Like any DeFi protocol, using Exponent involves some risks for users.

Underlying protocols

An important aspect of Exponent is that every product/market offered is derived from other protocols. This means that when trading or operating on Exponent, users bear counterparty risks and should ensure they understand these underlying protocols.

As such, Exponent can be seen as a marketplace that provides access to derivative assets/markets of DeFi products. Exponent does not own or manage these third-party protocols and contracts and consequently is not responsible for any funds lost due to exploits in these third-party contracts.

Liquidity

Each market on Exponent is powered by an AMM pool, supplied by liquidity providers. Liquidity shortages could prevent Exponent users from operating effectively before maturity, impacting the ability to exit a trade, for example. However, regardless of liquidity conditions:

  • Yield traders will always receive their yield and emissions.
  • Income token holders can always redeem the underlying asset at maturity.

Black Swan Events

By default, Exponent only lists markets from protocols it considers robust. Robust protocols are those that have undergone multiple audits, maintain strong security practices, and either have low complexity in their code or a strong track record.

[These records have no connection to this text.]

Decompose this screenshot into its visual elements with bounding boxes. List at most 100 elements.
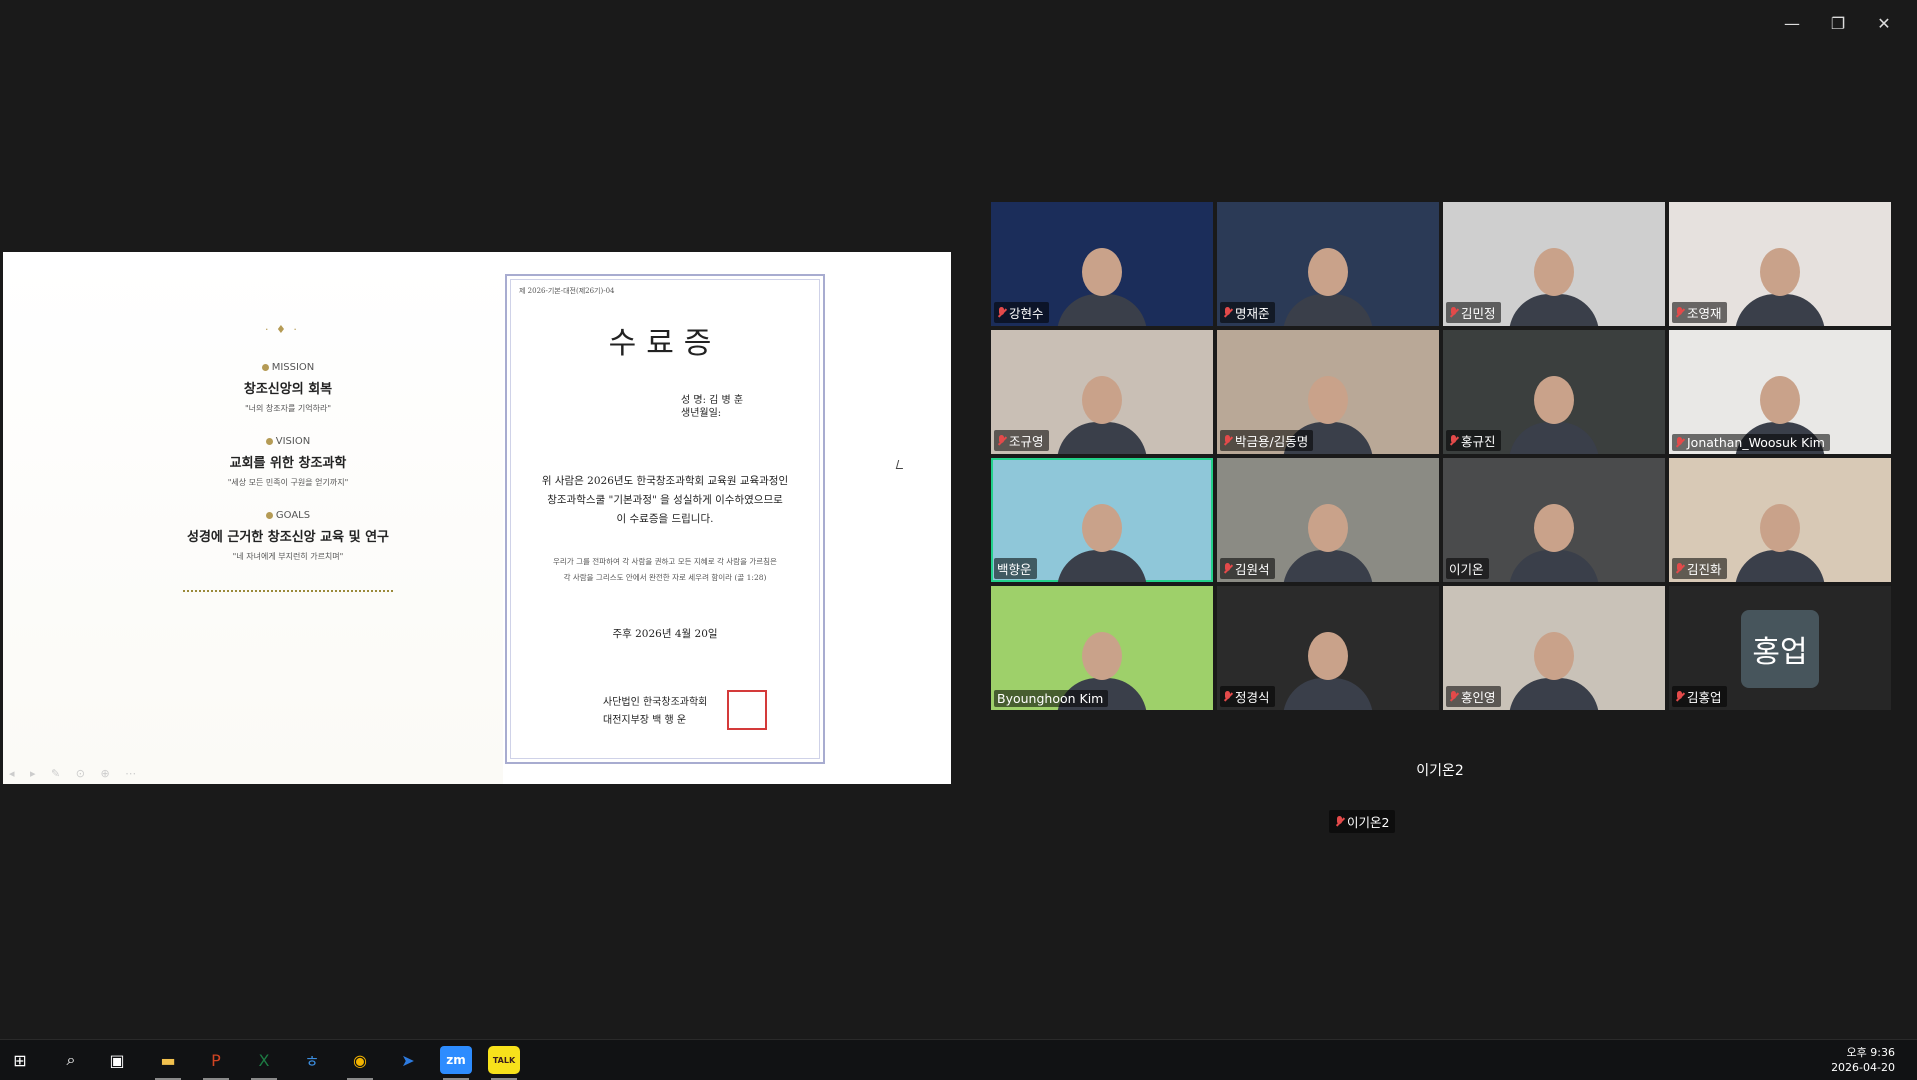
mic-muted-icon (1449, 434, 1458, 447)
participant-tile[interactable]: Jonathan_Woosuk Kim (1669, 330, 1891, 454)
pin-app-icon[interactable]: ➤ (392, 1046, 424, 1074)
participant-video (1283, 492, 1373, 582)
video-head (1760, 504, 1800, 552)
participant-video (1509, 492, 1599, 582)
participant-name: 홍인영 (1461, 690, 1496, 705)
vision-block: VISION 교회를 위한 창조과학 "세상 모든 민족이 구원을 얻기까지" (153, 436, 423, 488)
system-clock[interactable]: 오후 9:36 2026-04-20 (1831, 1045, 1895, 1075)
mic-muted-icon (1675, 306, 1684, 319)
minimize-button[interactable]: — (1769, 10, 1815, 36)
participant-tile[interactable]: 홍업김홍업 (1669, 586, 1891, 710)
participant-name: 조영재 (1687, 306, 1722, 321)
participant-tile[interactable]: 조영재 (1669, 202, 1891, 326)
participant-video (1735, 492, 1825, 582)
video-body (1057, 294, 1147, 326)
video-head (1760, 248, 1800, 296)
participant-tile[interactable]: 김진화 (1669, 458, 1891, 582)
participant-name: Byounghoon Kim (997, 691, 1104, 706)
participant-name: 이기온 (1449, 562, 1484, 577)
video-body (1057, 550, 1147, 582)
participant-video (1509, 364, 1599, 454)
participant-name: 이기온2 (1347, 815, 1390, 830)
participant-tile[interactable]: 홍규진 (1443, 330, 1665, 454)
hwp-icon[interactable]: ㅎ (296, 1046, 328, 1074)
ornament-divider (183, 590, 393, 592)
participant-label: 김홍업 (1672, 686, 1727, 707)
vision-title: 교회를 위한 창조과학 (229, 456, 347, 471)
excel-icon[interactable]: X (248, 1046, 280, 1080)
participant-tile[interactable]: 강현수 (991, 202, 1213, 326)
taskbar: ⊞ ⌕ ▣ ▬ P X ㅎ ◉ ➤ zm TALK 오후 9:36 2026-04-20 (0, 1039, 1917, 1080)
participant-video (1509, 236, 1599, 326)
kakaotalk-icon[interactable]: TALK (488, 1046, 520, 1080)
mic-muted-icon (1223, 562, 1232, 575)
participant-tile[interactable]: 정경식 (1217, 586, 1439, 710)
org-line: 대전지부장 백 행 운 (603, 715, 687, 726)
participant-name: 김진화 (1687, 562, 1722, 577)
avatar: 홍업 (1741, 610, 1819, 688)
slide-toolbar[interactable]: ◂ ▸ ✎ ⊙ ⊕ ⋯ (9, 767, 142, 780)
mission-title: 창조신앙의 회복 (243, 382, 333, 397)
task-view-icon[interactable]: ▣ (101, 1046, 133, 1074)
restore-button[interactable]: ❐ (1815, 10, 1861, 36)
participant-label: 백향운 (994, 558, 1037, 579)
participant-tile[interactable]: 명재준 (1217, 202, 1439, 326)
bullet-icon (261, 363, 269, 371)
video-head (1760, 376, 1800, 424)
video-head (1308, 632, 1348, 680)
participant-tile[interactable]: 조규영 (991, 330, 1213, 454)
video-body (1057, 422, 1147, 454)
mic-muted-icon (1449, 690, 1458, 703)
video-body (1735, 294, 1825, 326)
video-body (1509, 294, 1599, 326)
mic-muted-icon (997, 434, 1006, 447)
participant-name: 정경식 (1235, 690, 1270, 705)
mission-sub: "너의 창조자를 기억하라" (244, 404, 332, 413)
video-head (1534, 376, 1574, 424)
participant-name: 명재준 (1235, 306, 1270, 321)
certificate-date: 주후 2026년 4월 20일 (612, 628, 718, 640)
file-explorer-icon[interactable]: ▬ (152, 1046, 184, 1080)
participant-name: 백향운 (997, 562, 1032, 577)
shared-screen[interactable]: · ♦ · MISSION 창조신앙의 회복 "너의 창조자를 기억하라" VI… (3, 252, 951, 784)
video-head (1082, 632, 1122, 680)
participant-tile[interactable]: 이기온 (1443, 458, 1665, 582)
participant-tile[interactable]: 박금용/김동명 (1217, 330, 1439, 454)
participant-tile[interactable]: 홍인영 (1443, 586, 1665, 710)
participant-name: 김민정 (1461, 306, 1496, 321)
participant-label: 조영재 (1672, 302, 1727, 323)
participant-tile[interactable]: 김원석 (1217, 458, 1439, 582)
participant-tile[interactable]: 백향운 (991, 458, 1213, 582)
search-icon[interactable]: ⌕ (55, 1046, 87, 1074)
goals-block: GOALS 성경에 근거한 창조신앙 교육 및 연구 "네 자녀에게 부지런히 … (153, 510, 423, 562)
certificate-recipient: 성 명: 김 병 훈 생년월일: (681, 394, 743, 420)
powerpoint-icon[interactable]: P (200, 1046, 232, 1080)
bullet-icon (265, 437, 273, 445)
body-line: 이 수료증을 드립니다. (616, 513, 714, 525)
participant-tile[interactable]: 김민정 (1443, 202, 1665, 326)
zoom-icon[interactable]: zm (440, 1046, 472, 1080)
close-button[interactable]: ✕ (1861, 10, 1907, 36)
chrome-icon[interactable]: ◉ (344, 1046, 376, 1080)
participant-tile[interactable]: Byounghoon Kim (991, 586, 1213, 710)
video-head (1308, 376, 1348, 424)
participant-name: Jonathan_Woosuk Kim (1687, 435, 1825, 450)
overflow-participant-label[interactable]: 이기온2 (1329, 810, 1396, 833)
bullet-icon (265, 511, 273, 519)
participant-video (1509, 620, 1599, 710)
participant-label: 정경식 (1220, 686, 1275, 707)
ornament: · ♦ · (265, 323, 299, 336)
windows-start-icon[interactable]: ⊞ (4, 1046, 36, 1074)
clock-time: 오후 9:36 (1846, 1046, 1895, 1059)
mic-muted-icon (997, 306, 1006, 319)
participant-label: 김진화 (1672, 558, 1727, 579)
mic-muted-icon (1675, 436, 1684, 449)
certificate: 제 2026-기본-대전(제26기)-04 수료증 성 명: 김 병 훈 생년월… (505, 274, 825, 764)
video-head (1082, 248, 1122, 296)
mic-muted-icon (1223, 434, 1232, 447)
participant-video (1057, 236, 1147, 326)
participant-name: 김홍업 (1687, 690, 1722, 705)
goals-title: 성경에 근거한 창조신앙 교육 및 연구 (186, 530, 390, 545)
video-head (1534, 632, 1574, 680)
participant-label: Jonathan_Woosuk Kim (1672, 434, 1830, 451)
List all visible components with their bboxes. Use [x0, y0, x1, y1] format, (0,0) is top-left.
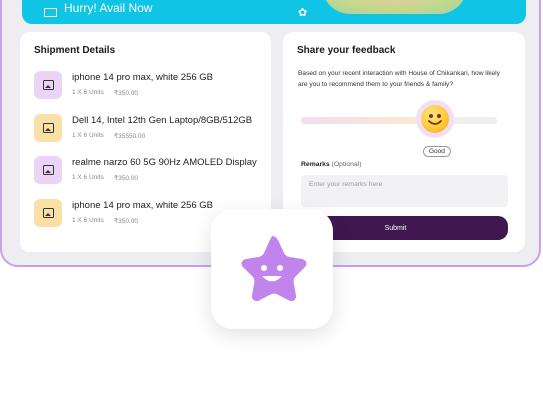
feedback-title: Share your feedback [297, 45, 396, 56]
promo-banner[interactable]: Hurry! Avail Now ✿ [22, 0, 526, 24]
item-price: ₹350.00 [114, 90, 139, 97]
item-name: iphone 14 pro max, white 256 GB [72, 72, 214, 83]
remarks-input[interactable] [301, 175, 508, 207]
product-thumbnail [34, 199, 62, 227]
item-name: Dell 14, Intel 12th Gen Laptop/8GB/512GB [72, 115, 253, 126]
shipment-item[interactable]: realme narzo 60 5G 90Hz AMOLED Display 1… [34, 156, 264, 188]
flower-icon: ✿ [298, 7, 308, 19]
smiling-star-icon [241, 236, 307, 302]
item-price: ₹35550.00 [114, 133, 146, 140]
star-badge [211, 209, 333, 329]
image-icon [42, 80, 54, 90]
item-quantity: 1 X 6 Units [72, 174, 104, 181]
banner-image [322, 0, 467, 14]
rating-slider-track[interactable] [301, 117, 497, 124]
item-price: ₹350.00 [114, 175, 139, 182]
rating-label: Good [423, 146, 451, 157]
shipment-title: Shipment Details [34, 45, 116, 56]
item-name: realme narzo 60 5G 90Hz AMOLED Display [72, 157, 257, 168]
image-icon [42, 208, 54, 218]
banner-text: Hurry! Avail Now [64, 1, 153, 15]
rating-slider-thumb[interactable] [416, 100, 454, 138]
item-quantity: 1 X 6 Units [72, 217, 104, 224]
envelope-icon [44, 8, 57, 17]
item-price: ₹350.00 [114, 218, 139, 225]
remarks-label-text: Remarks [301, 161, 330, 168]
shipment-item[interactable]: Dell 14, Intel 12th Gen Laptop/8GB/512GB… [34, 114, 264, 146]
remarks-label: Remarks (Optional) [301, 161, 361, 168]
product-thumbnail [34, 114, 62, 142]
item-quantity: 1 X 6 Units [72, 89, 104, 96]
product-thumbnail [34, 71, 62, 99]
image-icon [42, 123, 54, 133]
feedback-question: Based on your recent interaction with Ho… [298, 70, 500, 88]
shipment-item[interactable]: iphone 14 pro max, white 256 GB 1 X 6 Un… [34, 71, 264, 103]
image-icon [42, 165, 54, 175]
item-quantity: 1 X 6 Units [72, 132, 104, 139]
product-thumbnail [34, 156, 62, 184]
item-name: iphone 14 pro max, white 256 GB [72, 200, 214, 211]
remarks-optional-text: (Optional) [331, 161, 362, 168]
smiley-emoji-icon [421, 105, 449, 133]
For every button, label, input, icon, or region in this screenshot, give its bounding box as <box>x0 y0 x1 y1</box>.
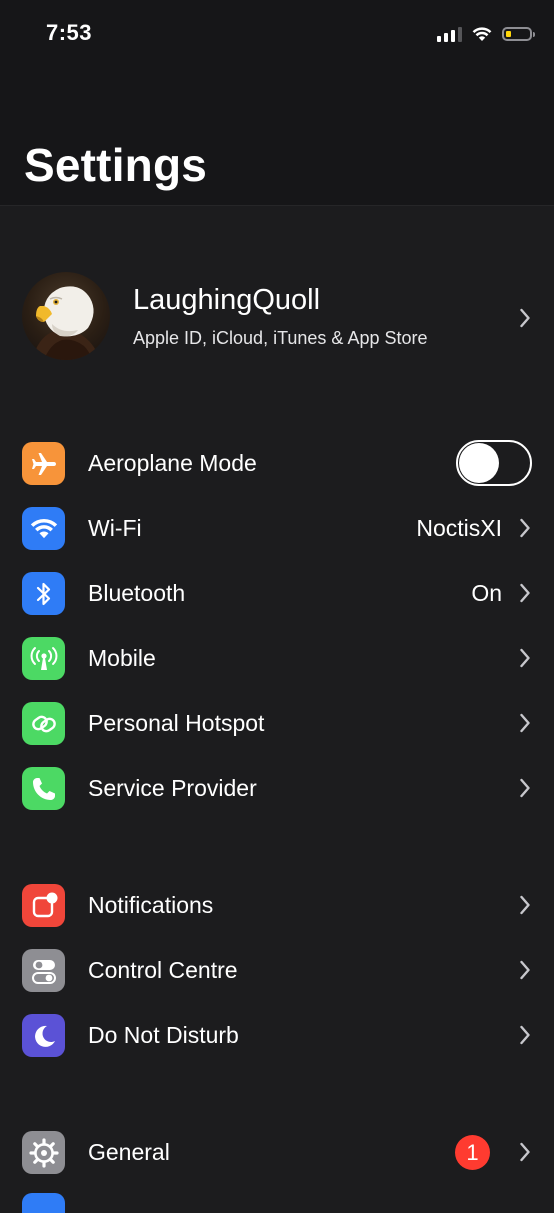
chevron-right-icon <box>520 895 530 915</box>
chevron-right-icon <box>520 308 530 328</box>
settings-row-general[interactable]: General 1 <box>0 1120 554 1185</box>
chevron-right-icon <box>520 583 530 603</box>
chevron-right-icon <box>520 960 530 980</box>
status-time: 7:53 <box>46 20 93 45</box>
antenna-icon <box>22 637 65 680</box>
gear-icon <box>22 1131 65 1174</box>
chevron-right-icon <box>520 713 530 733</box>
battery-icon <box>502 27 535 41</box>
row-label: Aeroplane Mode <box>88 450 257 476</box>
header: Settings <box>0 70 554 206</box>
profile-name: LaughingQuoll <box>133 284 321 316</box>
profile-subtitle: Apple ID, iCloud, iTunes & App Store <box>133 328 428 348</box>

While most of Exponent’s yield markets generally cannot go negative in value—for instance, an LST cannot generate negative yield—there are cases where this could happen, such as on lending protocols where bad debt can occur and trigger socialize loss across users’ deposits. To address this, Exponent has mechanisms in place to handle socialized losses and protect the protocol’s economic integrity during rare black swan events.

If a yield market starts generating negative yield, the protocol would temporarily halt yield distributions and pause certain actions like yield stripping. Full details on how the protocol would handle a black swan event can be found here.

Declining value risk when yield trading

While not a protocol risk in itself, it is important for users to remember that trading floating/volatile yields with maturities means that upon expiry those positions become worthless and go to zero—unlike regular assets (e.g. SOL), which always retain a market price. Traders need to keep this in mind when opening a position.

As a general rule of thumb: as long as the implied yield at which the position is opened remains below the future average underlying yield, the position will be profitable.

Total Profit when trading yield shares can be calculated as Total yield collected from yield shares - cost of purchasing yield shares.